Stop Lying to Ourselves
- Jan 2
- 4 min read

By Rev. Dr. Ronald H. Moore
January 2, 2026
There is a moment in every collapsing order when the problem is no longer policy, leadership, or even ideology. The problem becomes something far more basic and far more dangerous: self-deception. We have reached that moment.
The crisis of our age is not merely that nations act unjustly, but that they insist on describing those actions as virtue. We no longer argue about whether something is right or wrong; we argue about how elaborately it can be renamed. Power cloaks itself in moral language, and citizens are expected to applaud the costume.
This is not sustainable. And it is not new.
The Lie Beneath All Others
Most civilizations do not fall because they are wicked. They fall because they become incapable of telling the truth about themselves.
The lie always begins modestly:
We mean well.Our intentions are noble.This is regrettable, but necessary.
Before long, the lie becomes structural:
Our violence is different.Our power is benevolent.Our enemies deserve what happens to them.
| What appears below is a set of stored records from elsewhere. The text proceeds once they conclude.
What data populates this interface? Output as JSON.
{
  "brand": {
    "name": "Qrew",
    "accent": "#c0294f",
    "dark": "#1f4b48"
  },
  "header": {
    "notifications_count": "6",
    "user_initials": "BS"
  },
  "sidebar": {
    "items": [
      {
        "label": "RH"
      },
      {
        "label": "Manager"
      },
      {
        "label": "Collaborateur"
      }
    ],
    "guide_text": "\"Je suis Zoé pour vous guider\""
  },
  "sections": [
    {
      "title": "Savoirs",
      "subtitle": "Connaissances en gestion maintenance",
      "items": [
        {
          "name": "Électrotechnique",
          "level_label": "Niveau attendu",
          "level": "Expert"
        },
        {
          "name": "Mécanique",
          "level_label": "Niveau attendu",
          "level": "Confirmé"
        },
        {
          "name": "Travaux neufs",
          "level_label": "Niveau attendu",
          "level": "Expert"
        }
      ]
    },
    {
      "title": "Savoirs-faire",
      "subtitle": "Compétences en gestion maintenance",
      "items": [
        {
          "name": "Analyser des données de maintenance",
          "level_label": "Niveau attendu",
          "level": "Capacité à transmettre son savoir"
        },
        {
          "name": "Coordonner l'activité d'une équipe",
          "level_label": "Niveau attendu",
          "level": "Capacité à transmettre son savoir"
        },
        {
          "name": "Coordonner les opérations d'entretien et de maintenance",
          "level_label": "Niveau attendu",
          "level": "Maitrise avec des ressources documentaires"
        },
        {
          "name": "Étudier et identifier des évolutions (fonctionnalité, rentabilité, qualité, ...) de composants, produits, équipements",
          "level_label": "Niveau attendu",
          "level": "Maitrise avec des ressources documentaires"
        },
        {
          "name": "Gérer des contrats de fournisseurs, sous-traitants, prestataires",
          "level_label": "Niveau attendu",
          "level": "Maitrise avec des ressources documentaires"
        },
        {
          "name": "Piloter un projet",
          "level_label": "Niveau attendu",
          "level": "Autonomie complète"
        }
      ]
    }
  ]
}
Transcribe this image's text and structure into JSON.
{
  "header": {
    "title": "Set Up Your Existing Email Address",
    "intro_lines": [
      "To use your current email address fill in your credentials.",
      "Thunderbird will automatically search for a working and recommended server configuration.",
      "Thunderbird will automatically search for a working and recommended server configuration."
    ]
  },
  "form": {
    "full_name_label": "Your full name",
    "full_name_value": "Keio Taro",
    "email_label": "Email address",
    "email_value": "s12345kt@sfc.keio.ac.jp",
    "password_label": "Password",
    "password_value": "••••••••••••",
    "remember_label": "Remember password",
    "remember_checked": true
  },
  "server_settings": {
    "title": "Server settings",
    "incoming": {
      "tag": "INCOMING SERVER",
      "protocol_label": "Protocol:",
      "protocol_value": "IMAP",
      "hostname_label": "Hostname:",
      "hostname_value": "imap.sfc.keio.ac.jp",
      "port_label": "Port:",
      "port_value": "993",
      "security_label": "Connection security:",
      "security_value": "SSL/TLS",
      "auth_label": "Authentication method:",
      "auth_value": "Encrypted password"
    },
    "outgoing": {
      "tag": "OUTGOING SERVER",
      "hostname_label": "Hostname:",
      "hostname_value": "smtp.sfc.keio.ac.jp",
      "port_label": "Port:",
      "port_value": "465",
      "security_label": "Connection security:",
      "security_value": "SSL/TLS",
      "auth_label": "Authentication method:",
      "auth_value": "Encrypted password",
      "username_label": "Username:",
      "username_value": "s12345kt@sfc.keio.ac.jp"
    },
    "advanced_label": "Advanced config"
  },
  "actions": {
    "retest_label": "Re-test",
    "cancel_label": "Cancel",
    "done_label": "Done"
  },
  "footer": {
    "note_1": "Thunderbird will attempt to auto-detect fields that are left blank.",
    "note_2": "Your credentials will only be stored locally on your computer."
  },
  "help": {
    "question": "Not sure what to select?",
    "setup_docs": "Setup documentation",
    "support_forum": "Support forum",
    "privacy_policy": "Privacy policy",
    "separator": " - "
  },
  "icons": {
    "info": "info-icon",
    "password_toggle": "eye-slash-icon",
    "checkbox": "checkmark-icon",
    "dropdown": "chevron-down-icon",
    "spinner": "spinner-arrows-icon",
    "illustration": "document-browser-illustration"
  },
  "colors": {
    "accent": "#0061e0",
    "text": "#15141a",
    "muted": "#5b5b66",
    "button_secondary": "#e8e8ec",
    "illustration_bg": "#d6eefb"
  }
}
At that point, self-examination becomes impossible. Any challenge to the narrative is treated not as disagreement, but as betrayal. The lie must be protected at all costs, because without it, the entire moral framework collapses.
This is how republics quietly become empires without ever admitting the transformation.
Empire and the Refusal to Admit It
Let us be honest: the modern world is not governed by ideals, but by power. The United States, Russia, China, and regional actors alike pursue interests, spheres of influence, and strategic dominance. This is not shocking. It is how nations have always behaved.
What is shocking is the insistence that this behavior be described as altruism.
Empires once spoke plainly. Rome did not claim to conquer for the spiritual benefit of Gaul. Britain rarely pretended that India was ruled for India’s self-actualization. Their sins were great, but at least they did not demand applause for them.
We, however, insist on being both conqueror and savior. We must be powerful and morally immaculate. Every action must be framed as humanitarian, defensive, or inevitable. Responsibility is diluted into abstractions until no one can be held accountable for anything.
This is not moral progress. It is moral evasion.
The Cost of Dishonest Language
When nations lie about their motives, three corrosive things happen.
First, citizens are infantilized. They are not invited into serious moral reasoning; they are handed slogans. Complex realities are reduced to children’s stories of heroes and villains.
Second, suffering is instrumentalized. Real human pain becomes a prop in a narrative already decided. Protesters, refugees, and civilians are invoked when convenient and forgotten when inconvenient.
Third, accountability disappears. Because who dares question an action framed as “humanitarian”? To oppose it is to risk being labeled cruel, immoral, or disloyal—regardless of the actual consequences.
Thus, moral language becomes a shield against scrutiny rather than a guide for conscience.
A Simple Thought Experiment
Imagine if foreign powers openly threatened to intervene in the internal unrest of the United States—claiming they were prepared to “rescue” American citizens during periods of domestic violence or state force.
The reaction would be immediate and universal: outrage, ridicule, and a fierce invocation of sovereignty. And rightly so.
The principle is clear when applied to ourselves. It becomes murky only when we insist on exempting our own actions from the standard we apply to others.
That is the hallmark of self-deception.
“Admit It Before Man and God”
There is a far more honest—and far more dangerous—path.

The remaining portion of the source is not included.